In other words, politics is completely personal and no longer has much to do with the business of running the country.

Consider these facts. When the president was elected, he vowed to cut the deficit in half. Instead, it’s grown by an additional 50 percent.

He promised to reduce unemployment below 6 percent. Until last month it had remained over 8. He promised to change the way business is done in Washington.

It’s more divisive than at any point in our history.

Yet rather than admit they had made a mistake, his supporters point to the fact that the president had inherited problems too large for anyone to solve in one term.

What is conveniently forgotten is that President Obama’s first campaign was based almost solely on the fact that he knew exactly how bad things were, and that he had a plan to solve them in one term.

He wasn’t an innocent bystander who unwittingly took on a job and had a mess dumped into his lap, he went around the country for two years begging for the job claiming to know how big the mess was and that he was the guy to fix it.

In hindsight, he either didn’t understand the problems or didn’t really have any solutions to solve them. Either way, he sold his supporters a bill of goods.

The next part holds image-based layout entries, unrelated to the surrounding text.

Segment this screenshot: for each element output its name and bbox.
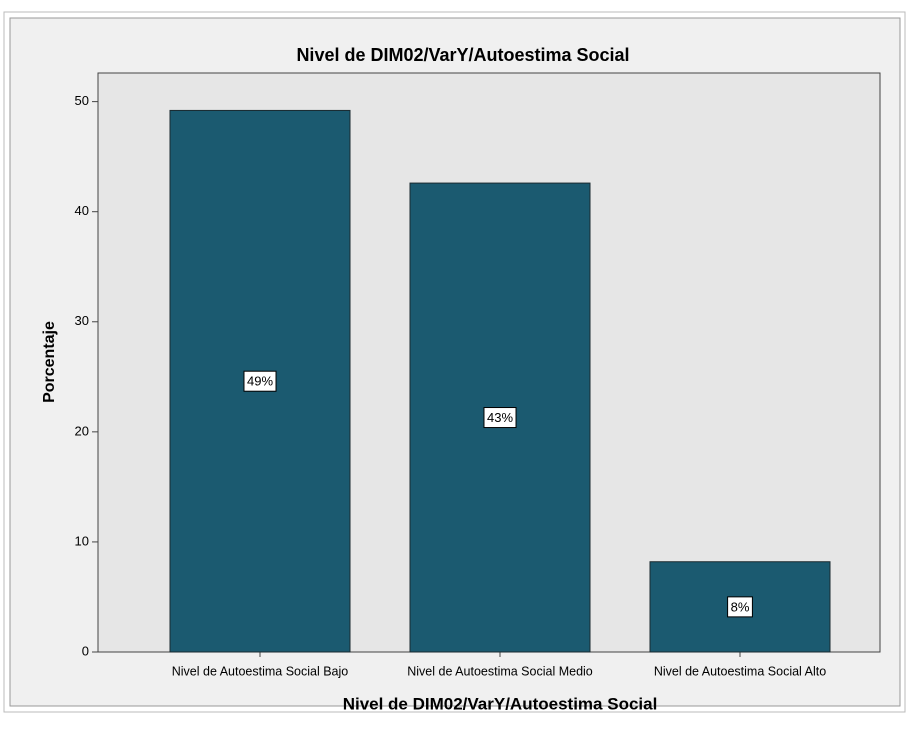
y-tick-label: 10: [75, 533, 89, 548]
x-tick-label: Nivel de Autoestima Social Bajo: [172, 664, 349, 678]
y-tick-label: 30: [75, 313, 89, 328]
value-label: 8%: [731, 599, 750, 614]
x-axis-title: Nivel de DIM02/VarY/Autoestima Social: [343, 694, 658, 713]
value-label-box: [483, 407, 517, 429]
y-tick-label: 40: [75, 203, 89, 218]
value-label: 49%: [247, 374, 273, 389]
y-tick-label: 20: [75, 423, 89, 438]
x-tick-label: Nivel de Autoestima Social Alto: [654, 664, 826, 678]
y-axis-title: Porcentaje: [41, 321, 58, 403]
y-tick-label: 0: [82, 643, 89, 658]
x-tick-label: Nivel de Autoestima Social Medio: [407, 664, 593, 678]
chart-title: Nivel de DIM02/VarY/Autoestima Social: [296, 45, 629, 65]
value-label-box: [727, 596, 753, 618]
y-tick-label: 50: [75, 93, 89, 108]
value-label-box: [243, 370, 277, 392]
value-label: 43%: [487, 410, 513, 425]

If it were just business, many who voted for him in 2008 would be standing in line at 1600 Pennsylvania Ave. waiting to help him pack for the big move.

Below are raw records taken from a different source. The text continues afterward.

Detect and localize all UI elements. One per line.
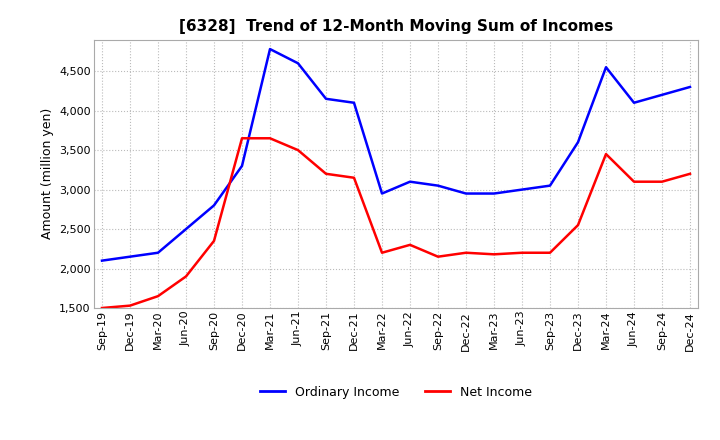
Net Income — [657, 179, 666, 184]
Ordinary Income — [602, 65, 611, 70]
Ordinary Income — [685, 84, 694, 90]
Net Income — [126, 303, 135, 308]
Ordinary Income — [294, 61, 302, 66]
Net Income — [546, 250, 554, 255]
Y-axis label: Amount (million yen): Amount (million yen) — [40, 108, 54, 239]
Ordinary Income — [462, 191, 470, 196]
Ordinary Income — [378, 191, 387, 196]
Net Income — [490, 252, 498, 257]
Ordinary Income — [350, 100, 359, 106]
Ordinary Income — [405, 179, 414, 184]
Line: Ordinary Income: Ordinary Income — [102, 49, 690, 260]
Net Income — [405, 242, 414, 247]
Net Income — [98, 305, 107, 311]
Net Income — [350, 175, 359, 180]
Net Income — [181, 274, 190, 279]
Net Income — [433, 254, 442, 259]
Ordinary Income — [518, 187, 526, 192]
Net Income — [378, 250, 387, 255]
Ordinary Income — [153, 250, 162, 255]
Ordinary Income — [546, 183, 554, 188]
Net Income — [238, 136, 246, 141]
Net Income — [322, 171, 330, 176]
Ordinary Income — [98, 258, 107, 263]
Net Income — [153, 293, 162, 299]
Net Income — [574, 223, 582, 228]
Net Income — [294, 147, 302, 153]
Ordinary Income — [266, 47, 274, 52]
Net Income — [685, 171, 694, 176]
Ordinary Income — [574, 139, 582, 145]
Net Income — [210, 238, 218, 244]
Ordinary Income — [210, 203, 218, 208]
Ordinary Income — [657, 92, 666, 98]
Net Income — [518, 250, 526, 255]
Ordinary Income — [126, 254, 135, 259]
Line: Net Income: Net Income — [102, 138, 690, 308]
Legend: Ordinary Income, Net Income: Ordinary Income, Net Income — [256, 381, 536, 404]
Ordinary Income — [630, 100, 639, 106]
Net Income — [266, 136, 274, 141]
Title: [6328]  Trend of 12-Month Moving Sum of Incomes: [6328] Trend of 12-Month Moving Sum of I… — [179, 19, 613, 34]
Ordinary Income — [181, 227, 190, 232]
Net Income — [462, 250, 470, 255]
Ordinary Income — [238, 163, 246, 169]
Ordinary Income — [490, 191, 498, 196]
Ordinary Income — [433, 183, 442, 188]
Ordinary Income — [322, 96, 330, 102]
Net Income — [630, 179, 639, 184]
Net Income — [602, 151, 611, 157]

But because it’s become so personal, because it would require admitting they were wrong, they happily scream for four more years.

Here are some more facts to consider. Before beginning his first campaign for the presidency, Mr. Obama had served only two years as the junior senator from Illinois. Yet he and his supporters gleefully make the case that his opponent in 2012 has no foreign policy experience.

Apparently, making the argument that his years as a community organizer and a state senator from Illinois better prepared him to deal with the foreign policy intricacies of the presidency than, say, being the governor of Massachusetts, President of the U.S. Olympic Committee or head of a corporation with 25 years of international business experience is easier than admitting your guy might not have been ready for the job.

If it were just business, we’d admit our mistake and move on. But we don’t treat political decisions as business anymore; we’ve made politics more personal. Were it less personal, rather than cheering on the president while he attacks his opponent for supporting tax breaks for companies that move jobs overseas, the president’s supporters would be troubled enough to look into why such a tax break even exists.

Yet what they would find would surprise them; such a tax break does not exist. There is nothing in the tax code, anywhere, which gives companies a tax break for moving jobs out of the country.

Companies can write off the expense of closing, opening or relocating a factory across the street if they want to, let alone across the ocean. But specific tax incentives for moving jobs out of the country, on the other hand, quite simply don’t exist.

So if it means getting our guy re-elected in 2012, and, more importantly, not having to admit we were wrong, we’ll keep cheering the lie rather than demanding the truth.

It’s hard to imagine what it would have taken for Jimmy Carter to defeat Ronald Reagan in 1980.

If they had competed in 2012, however, I’m not so sure Reagan could win.